Wednesday, June 21 was the longest day of my life. I got up early to take my oldest to her YMCA swim lesson and then came home. An elderly lady patted me and asked when I was due. When I said August, she smiled broadly and asked, “how are you feeling?” I replied, “not good.” She must’ve been hard of hearing or the pool room was echoing because she just smiled a big smile again and patted my arm.
My best friend came up Tuesday night to help, and she took care of the kids while I slept away most of the day. I didn’t eat much or interact with anyone other than via text and Facebook messenger. The doctor texted to let me know that the prelim results would likely be available before noon on Thursday.
We woke early on Thursday – with the sun. I laid in bed the whole morning, waiting for the phone call. At 1030, I texted our doctor, and she said that the lab was hoping before noon. At noon, she texted me and told me that she was going to call the lab, and did she want me to call with the results or text them. I asked her to call. A few minutes later, the phone rang. My palms immediately started to sweat, and my heart was racing. Again, in my heart, I knew what we were going to hear, but I clung to the tiny possibility that we were wrong. That it was all a big awful coincidence.
I put Dr Coulson on speakerphone, and she didn’t beat around the bush. “It’s what we expected,” she said, “the test confirms trisomy 18.” My husband put his head down and began to cry. I did too, but I was controlled enough to ask her what the next step was.
She explained that we would need to make decisions about labor, delivery, interventions, etc. She would be getting us a referral to the genetics counselors, as well as to the palliative care specialists. (Palliative care. There’s a word you never want to hear associated with your soon to be born child.)

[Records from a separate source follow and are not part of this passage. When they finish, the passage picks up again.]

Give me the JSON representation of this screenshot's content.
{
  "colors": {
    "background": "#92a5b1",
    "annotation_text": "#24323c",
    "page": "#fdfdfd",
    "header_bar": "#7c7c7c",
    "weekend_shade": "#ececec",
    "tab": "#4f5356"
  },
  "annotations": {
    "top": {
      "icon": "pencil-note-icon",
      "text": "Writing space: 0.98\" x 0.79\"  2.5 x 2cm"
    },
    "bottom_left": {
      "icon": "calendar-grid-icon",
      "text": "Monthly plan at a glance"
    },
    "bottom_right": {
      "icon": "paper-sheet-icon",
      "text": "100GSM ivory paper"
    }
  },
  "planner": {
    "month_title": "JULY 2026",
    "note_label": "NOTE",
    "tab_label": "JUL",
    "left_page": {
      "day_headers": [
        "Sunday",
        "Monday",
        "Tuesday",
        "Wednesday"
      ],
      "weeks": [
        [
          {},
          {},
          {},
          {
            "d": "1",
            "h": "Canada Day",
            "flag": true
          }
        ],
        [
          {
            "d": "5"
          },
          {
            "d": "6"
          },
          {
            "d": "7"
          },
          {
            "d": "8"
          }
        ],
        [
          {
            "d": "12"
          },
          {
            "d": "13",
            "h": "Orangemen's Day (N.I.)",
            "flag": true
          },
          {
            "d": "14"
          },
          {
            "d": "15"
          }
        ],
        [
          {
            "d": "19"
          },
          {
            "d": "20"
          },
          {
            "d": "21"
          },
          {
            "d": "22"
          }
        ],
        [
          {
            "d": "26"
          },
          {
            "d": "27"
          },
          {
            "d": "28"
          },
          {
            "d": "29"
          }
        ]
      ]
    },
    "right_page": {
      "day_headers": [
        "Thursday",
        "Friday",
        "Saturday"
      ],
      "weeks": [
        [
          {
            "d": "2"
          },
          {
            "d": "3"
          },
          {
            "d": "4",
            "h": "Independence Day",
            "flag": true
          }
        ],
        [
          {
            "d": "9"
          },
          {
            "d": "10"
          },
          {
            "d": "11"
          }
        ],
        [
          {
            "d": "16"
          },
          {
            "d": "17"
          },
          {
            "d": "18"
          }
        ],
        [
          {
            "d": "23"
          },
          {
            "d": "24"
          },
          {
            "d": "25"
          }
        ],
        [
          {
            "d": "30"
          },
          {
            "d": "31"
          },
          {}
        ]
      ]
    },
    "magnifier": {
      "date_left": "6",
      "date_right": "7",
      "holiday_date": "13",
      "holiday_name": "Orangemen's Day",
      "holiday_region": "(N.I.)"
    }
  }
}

After we hung up, my husband and I laid on our bed and cried like the world had ended.
And that was 24 hours ago. It seems a lifetime has already passed.
In those 24 hours, I’ve thought of funerals – cremation or burial? Labor? Natural and let it happen how it will happen? Or controlled carefully to give him the best chance for survival (up to 35% of these babies die during labor)? Interventions to keep him alive or comfort care only? How will we know? How can we plan? Will he even make it to be born or will he die inside me? How will I work? How will I counsel distraught owners with regards to their terribly ill pets without becoming extremely emotional? How will I help people ease their pets’ suffering with the gift of euthanasia without becoming completely unglued? Will we try to have another baby after this baby is no longer with us? Is it wrong to think of that at a time like this?
I cannot foresee what the future holds, but I know this : this morning I woke up and little boy was having a party – wiggling, kicking, and hiccuping. He is here with me now. I don’t know for how long. I don’t know if I’ll ever get to meet him while he draws breath, but he is here now, and I am going to hold as tightly to that as I possibly can and let the future bring what it will bring.
And we have decided on a name: James Julian – after both his great grandfather, a St Petersburg, Florida officer killed in the line of duty, and after his father, James.